Amara West 2016: Into the tombs at last!
Michaela Binder, bioarchaeologist, Austrian Archaeological Institute
After an excruciating wait of ten months we are back in the cemetery at Amara West, where we will finally be able to enter the burial chambers of the pyramid tombs we discovered last year.
The three large pyramid tombs are located in the New Kingdom elite cemetery of Amara West, on the desert escarpment overlooking the ancient town and (now dry) river channel. Over the course of eight weeks, the team consisting of bioarchaeologists Michelle Gamble, Sofie Schiodt, Mohamed Saad and myself documented the remains of each pyramid and chapel, and excavated the shafts carved into the schist bedrock up to 7m in deep. However the chambers – at least partly looted in ancient times – themselves were considered to be not stable enough to ensure secure work within the burial chambers. Therefore, we are returning this year supported by structural engineer Daniel Chulia who will construct pulleys and structural shoring to allow us to enter the burial chambers.
Based on the finds made in the shafts last year, expectations are high. The size and location of the tombs already indicate that their owners were important people. In tomb G320, inscribed faience shabtis name Paser, the Deputy of Kush known to have been resident at Amara West in the reign of Ramses III. The Deputy of Kush was the most senior pharaonic official in Upper Nubia during the New Kingdom.
This tomb is therefore likely to be his place of burial. A number of large inscribed sandstone blocks with enigmatic reliefs of Osiride figures, depicted frontally, were found in the shaft. Their function is yet unclear but perhaps with more elements to come from inside the tomb, this riddle can be solved as well.

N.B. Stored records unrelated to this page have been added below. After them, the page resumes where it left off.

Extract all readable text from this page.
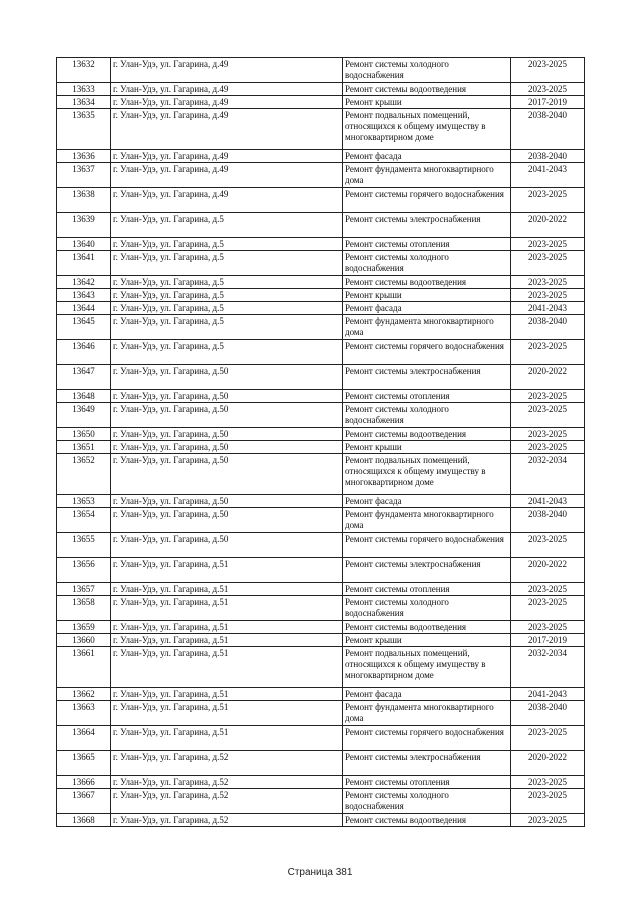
13632	г. Улан-Удэ, ул. Гагарина, д.49	Ремонт системы холодного водоснабжения	2023-2025
13633	г. Улан-Удэ, ул. Гагарина, д.49	Ремонт системы водоотведения	2023-2025
13634	г. Улан-Удэ, ул. Гагарина, д.49	Ремонт крыши	2017-2019
13635	г. Улан-Удэ, ул. Гагарина, д.49	Ремонт подвальных помещений, относящихся к общему имуществу в многоквартирном доме	2038-2040
13636	г. Улан-Удэ, ул. Гагарина, д.49	Ремонт фасада	2038-2040
13637	г. Улан-Удэ, ул. Гагарина, д.49	Ремонт фундамента многоквартирного дома	2041-2043
13638	г. Улан-Удэ, ул. Гагарина, д.49	Ремонт системы горячего водоснабжения	2023-2025
13639	г. Улан-Удэ, ул. Гагарина, д.5	Ремонт системы электроснабжения	2020-2022
13640	г. Улан-Удэ, ул. Гагарина, д.5	Ремонт системы отопления	2023-2025
13641	г. Улан-Удэ, ул. Гагарина, д.5	Ремонт системы холодного водоснабжения	2023-2025
13642	г. Улан-Удэ, ул. Гагарина, д.5	Ремонт системы водоотведения	2023-2025
13643	г. Улан-Удэ, ул. Гагарина, д.5	Ремонт крыши	2023-2025
13644	г. Улан-Удэ, ул. Гагарина, д.5	Ремонт фасада	2041-2043
13645	г. Улан-Удэ, ул. Гагарина, д.5	Ремонт фундамента многоквартирного дома	2038-2040
13646	г. Улан-Удэ, ул. Гагарина, д.5	Ремонт системы горячего водоснабжения	2023-2025
13647	г. Улан-Удэ, ул. Гагарина, д.50	Ремонт системы электроснабжения	2020-2022
13648	г. Улан-Удэ, ул. Гагарина, д.50	Ремонт системы отопления	2023-2025
13649	г. Улан-Удэ, ул. Гагарина, д.50	Ремонт системы холодного водоснабжения	2023-2025
13650	г. Улан-Удэ, ул. Гагарина, д.50	Ремонт системы водоотведения	2023-2025
13651	г. Улан-Удэ, ул. Гагарина, д.50	Ремонт крыши	2023-2025
13652	г. Улан-Удэ, ул. Гагарина, д.50	Ремонт подвальных помещений, относящихся к общему имуществу в многоквартирном доме	2032-2034
13653	г. Улан-Удэ, ул. Гагарина, д.50	Ремонт фасада	2041-2043
13654	г. Улан-Удэ, ул. Гагарина, д.50	Ремонт фундамента многоквартирного дома	2038-2040
13655	г. Улан-Удэ, ул. Гагарина, д.50	Ремонт системы горячего водоснабжения	2023-2025
13656	г. Улан-Удэ, ул. Гагарина, д.51	Ремонт системы электроснабжения	2020-2022
13657	г. Улан-Удэ, ул. Гагарина, д.51	Ремонт системы отопления	2023-2025
13658	г. Улан-Удэ, ул. Гагарина, д.51	Ремонт системы холодного водоснабжения	2023-2025
13659	г. Улан-Удэ, ул. Гагарина, д.51	Ремонт системы водоотведения	2023-2025
13660	г. Улан-Удэ, ул. Гагарина, д.51	Ремонт крыши	2017-2019
13661	г. Улан-Удэ, ул. Гагарина, д.51	Ремонт подвальных помещений, относящихся к общему имуществу в многоквартирном доме	2032-2034
13662	г. Улан-Удэ, ул. Гагарина, д.51	Ремонт фасада	2041-2043
13663	г. Улан-Удэ, ул. Гагарина, д.51	Ремонт фундамента многоквартирного дома	2038-2040
13664	г. Улан-Удэ, ул. Гагарина, д.51	Ремонт системы горячего водоснабжения	2023-2025
13665	г. Улан-Удэ, ул. Гагарина, д.52	Ремонт системы электроснабжения	2020-2022
13666	г. Улан-Удэ, ул. Гагарина, д.52	Ремонт системы отопления	2023-2025
13667	г. Улан-Удэ, ул. Гагарина, д.52	Ремонт системы холодного водоснабжения	2023-2025
13668	г. Улан-Удэ, ул. Гагарина, д.52	Ремонт системы водоотведения	2023-2025
Страница 381
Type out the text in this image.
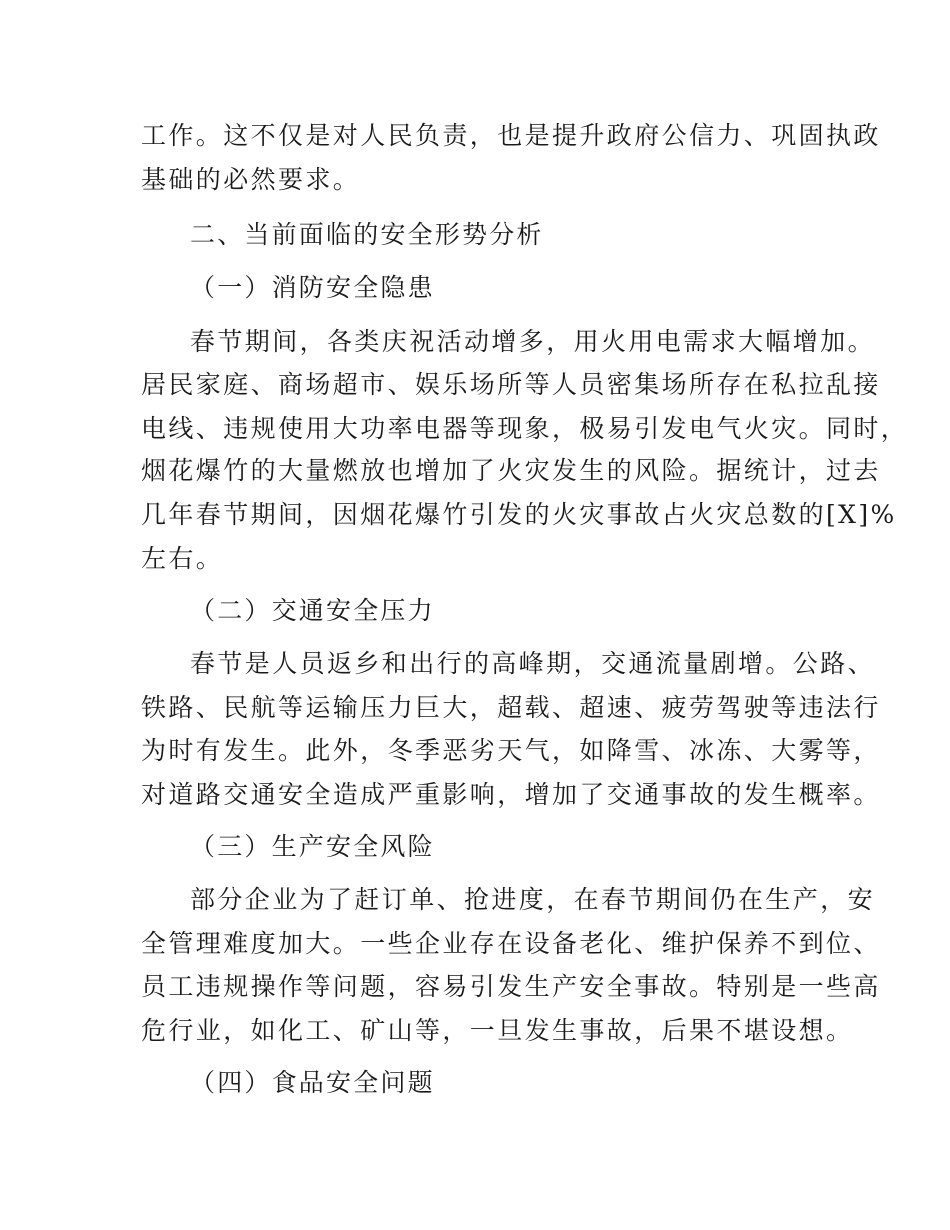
工作。这不仅是对人民负责，也是提升政府公信力、巩固执政
基础的必然要求。
二、当前面临的安全形势分析
（一）消防安全隐患
春节期间，各类庆祝活动增多，用火用电需求大幅增加。
居民家庭、商场超市、娱乐场所等人员密集场所存在私拉乱接
电线、违规使用大功率电器等现象，极易引发电气火灾。同时，
烟花爆竹的大量燃放也增加了火灾发生的风险。据统计，过去
几年春节期间，因烟花爆竹引发的火灾事故占火灾总数的[X]%
左右。
（二）交通安全压力
春节是人员返乡和出行的高峰期，交通流量剧增。公路、
铁路、民航等运输压力巨大，超载、超速、疲劳驾驶等违法行
为时有发生。此外，冬季恶劣天气，如降雪、冰冻、大雾等，
对道路交通安全造成严重影响，增加了交通事故的发生概率。
（三）生产安全风险
部分企业为了赶订单、抢进度，在春节期间仍在生产，安
全管理难度加大。一些企业存在设备老化、维护保养不到位、
员工违规操作等问题，容易引发生产安全事故。特别是一些高
危行业，如化工、矿山等，一旦发生事故，后果不堪设想。
（四）食品安全问题
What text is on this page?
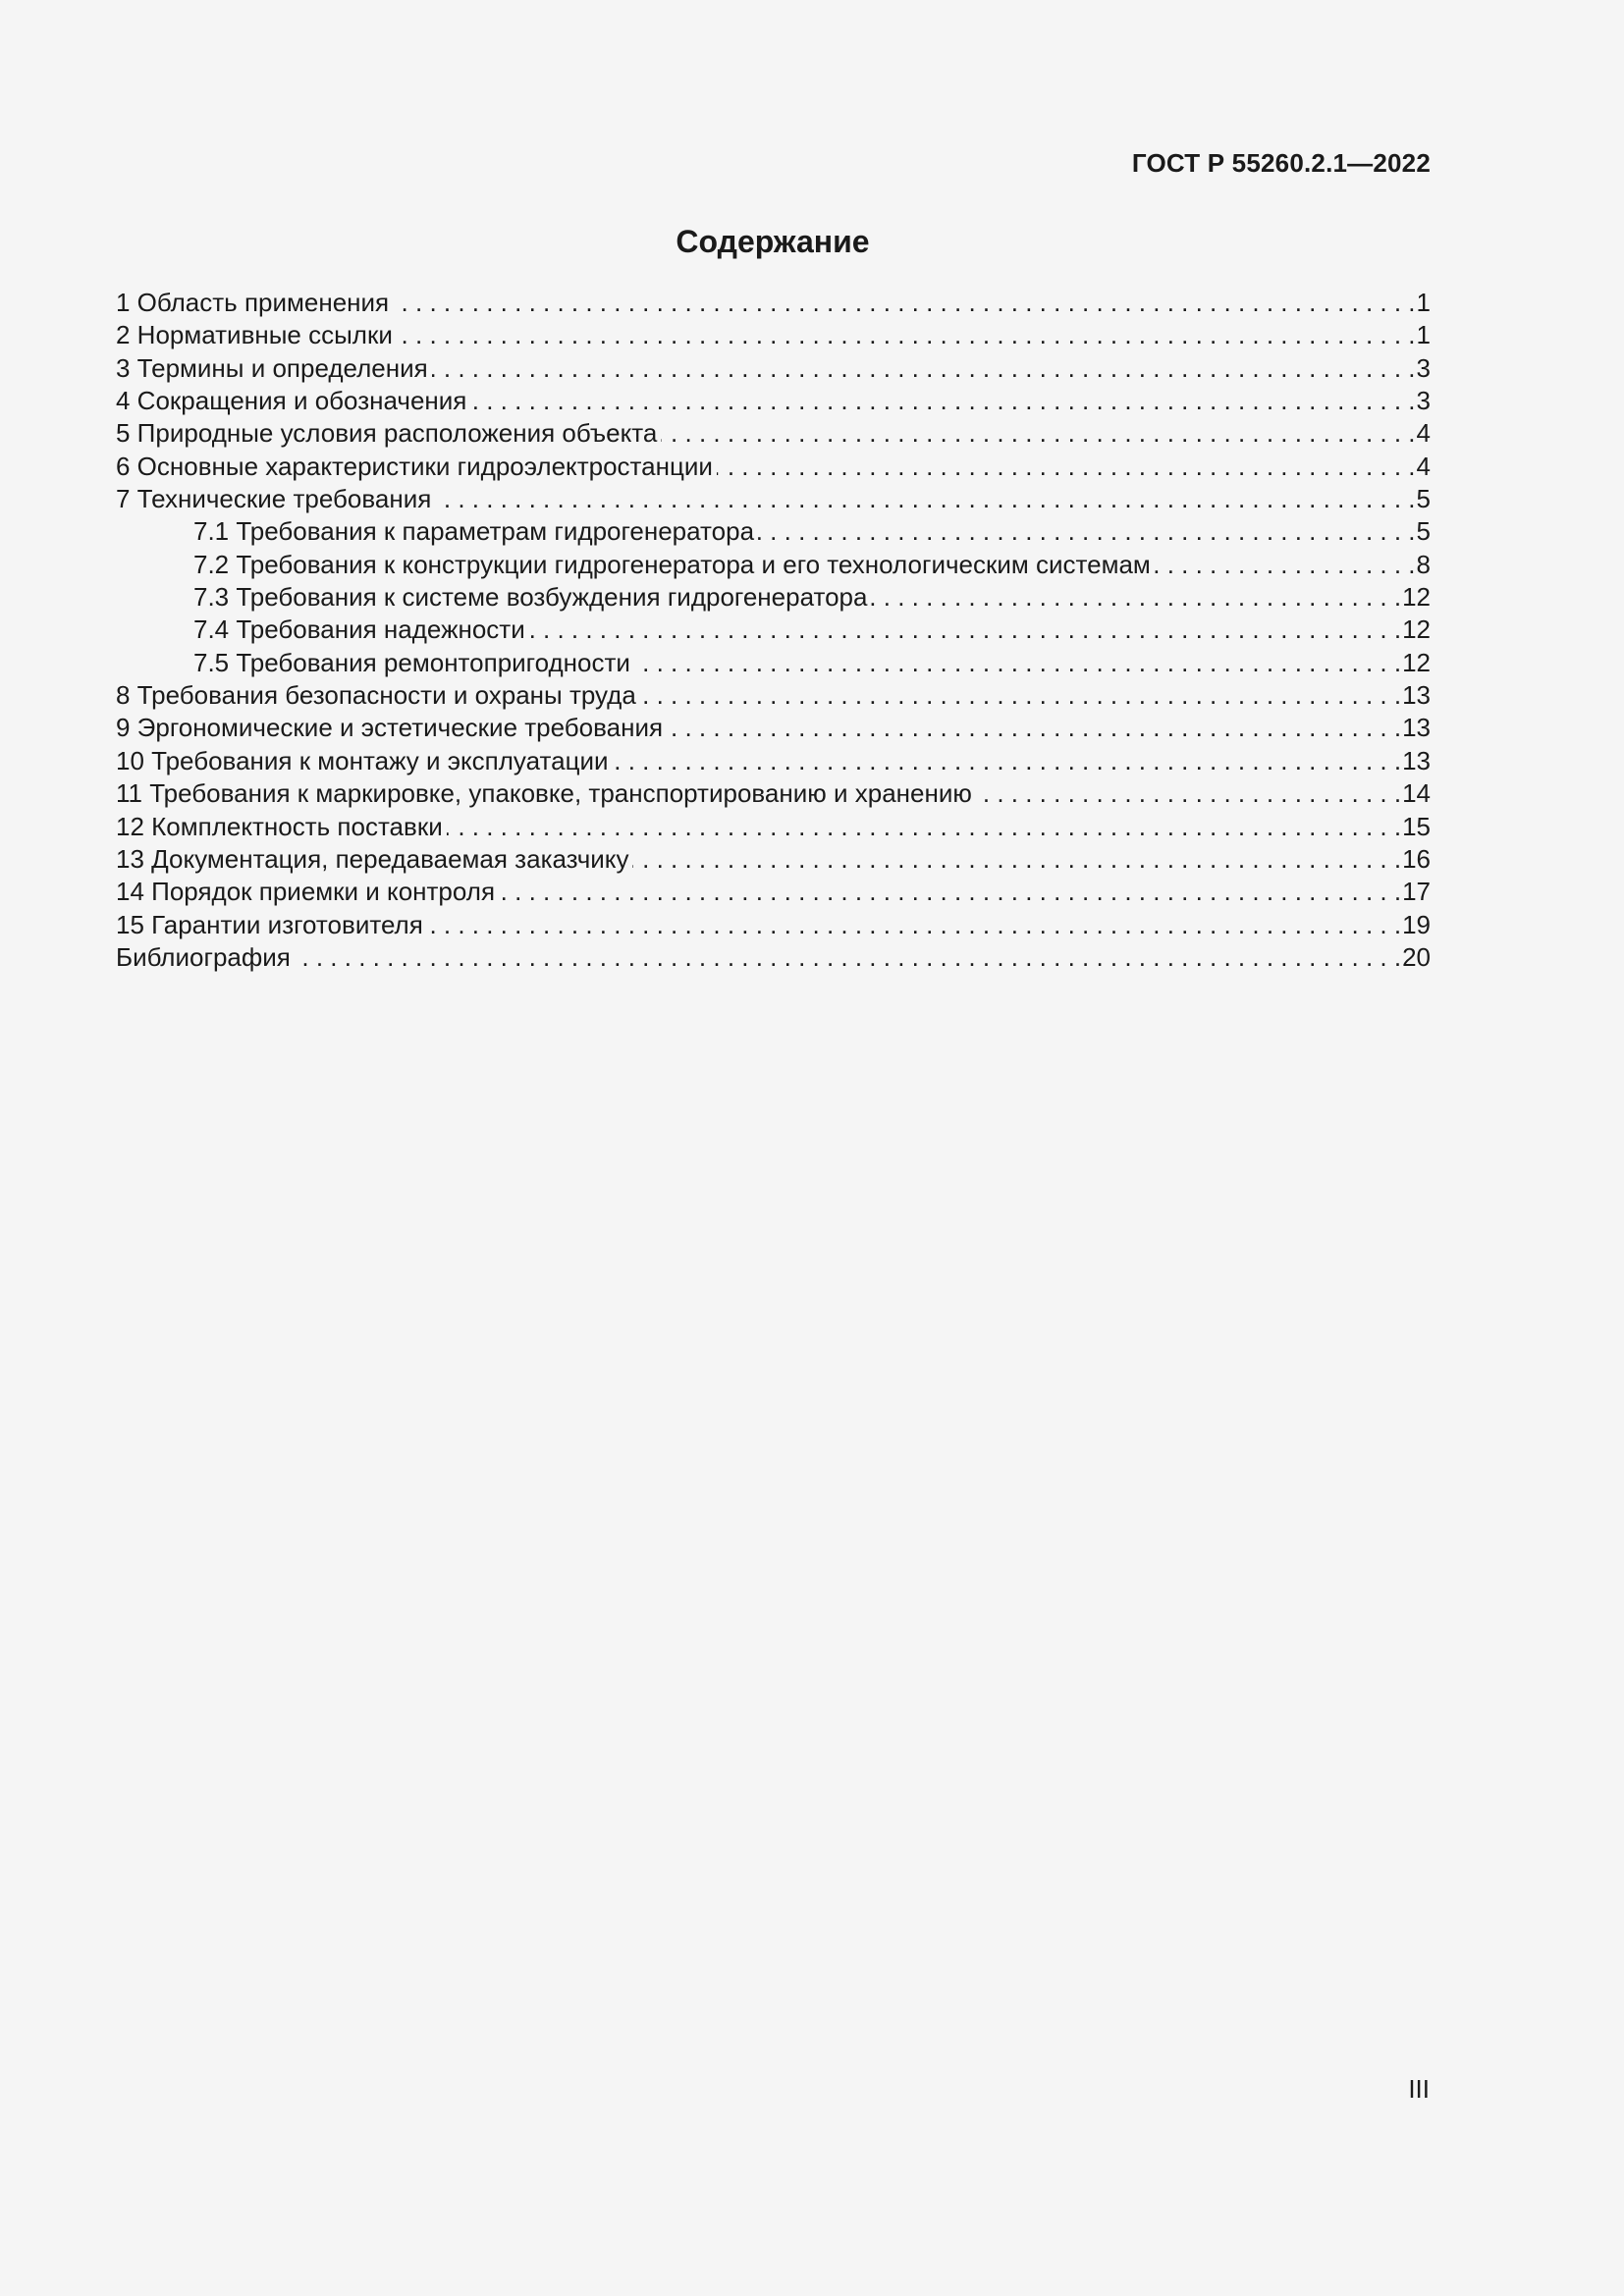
ГОСТ Р 55260.2.1—2022
Содержание
1 Область применения . . .	1
2 Нормативные ссылки . . .	1
3 Термины и определения . . .	3
4 Сокращения и обозначения . . .	3
5 Природные условия расположения объекта . . .	4
6 Основные характеристики гидроэлектростанции . . .	4
7 Технические требования . . .	5
7.1 Требования к параметрам гидрогенератора . . .	5
7.2 Требования к конструкции гидрогенератора и его технологическим системам . . .	8
7.3 Требования к системе возбуждения гидрогенератора . . .	12
7.4 Требования надежности . . .	12
7.5 Требования ремонтопригодности . . .	12
8 Требования безопасности и охраны труда . . .	13
9 Эргономические и эстетические требования . . .	13
10 Требования к монтажу и эксплуатации . . .	13
11 Требования к маркировке, упаковке, транспортированию и хранению . . .	14
12 Комплектность поставки . . .	15
13 Документация, передаваемая заказчику . . .	16
14 Порядок приемки и контроля . . .	17
15 Гарантии изготовителя . . .	19
Библиография . . .	20
III
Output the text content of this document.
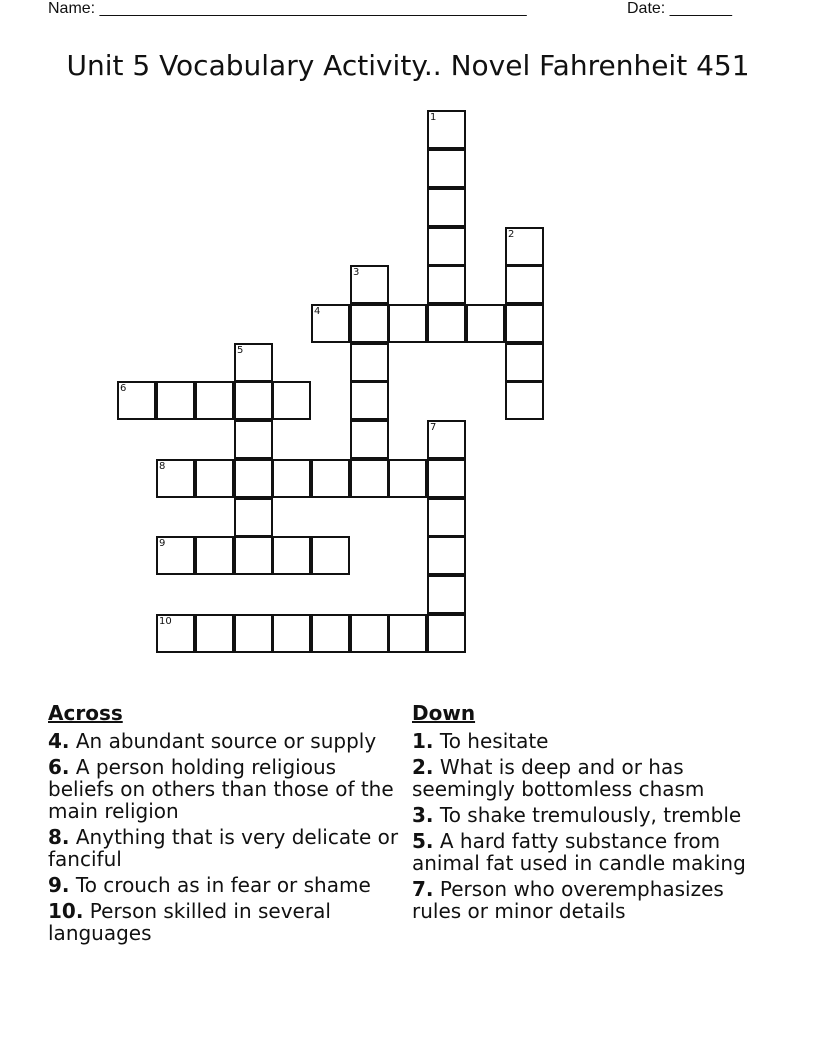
Name: ________________________________________________	Date: _______
Unit 5 Vocabulary Activity.. Novel Fahrenheit 451
1
2
3
4
5
6
7
8
9
10
Across
4. An abundant source or supply
6. A person holding religious beliefs on others than those of the main religion
8. Anything that is very delicate or fanciful
9. To crouch as in fear or shame
10. Person skilled in several languages
Down
1. To hesitate
2. What is deep and or has seemingly bottomless chasm
3. To shake tremulously, tremble
5. A hard fatty substance from animal fat used in candle making
7. Person who overemphasizes rules or minor details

For the other two tombs, the names of the owners are not yet known. However, as both feature pyramids of considerable size that exceeds all those known at Amara West so far we can assume that they were of no lesser status than the Deputy Paser.
Over the upcoming 8 weeks, the same team will continue the work we started in 2015. With pulleys and steel shoring, we will slowly excavate the chambers and hopefully reveal more about the identity of the tomb owners and the way they chose to be buried. This is also set to be the last of the cemetery seasons: have we saved the best for last?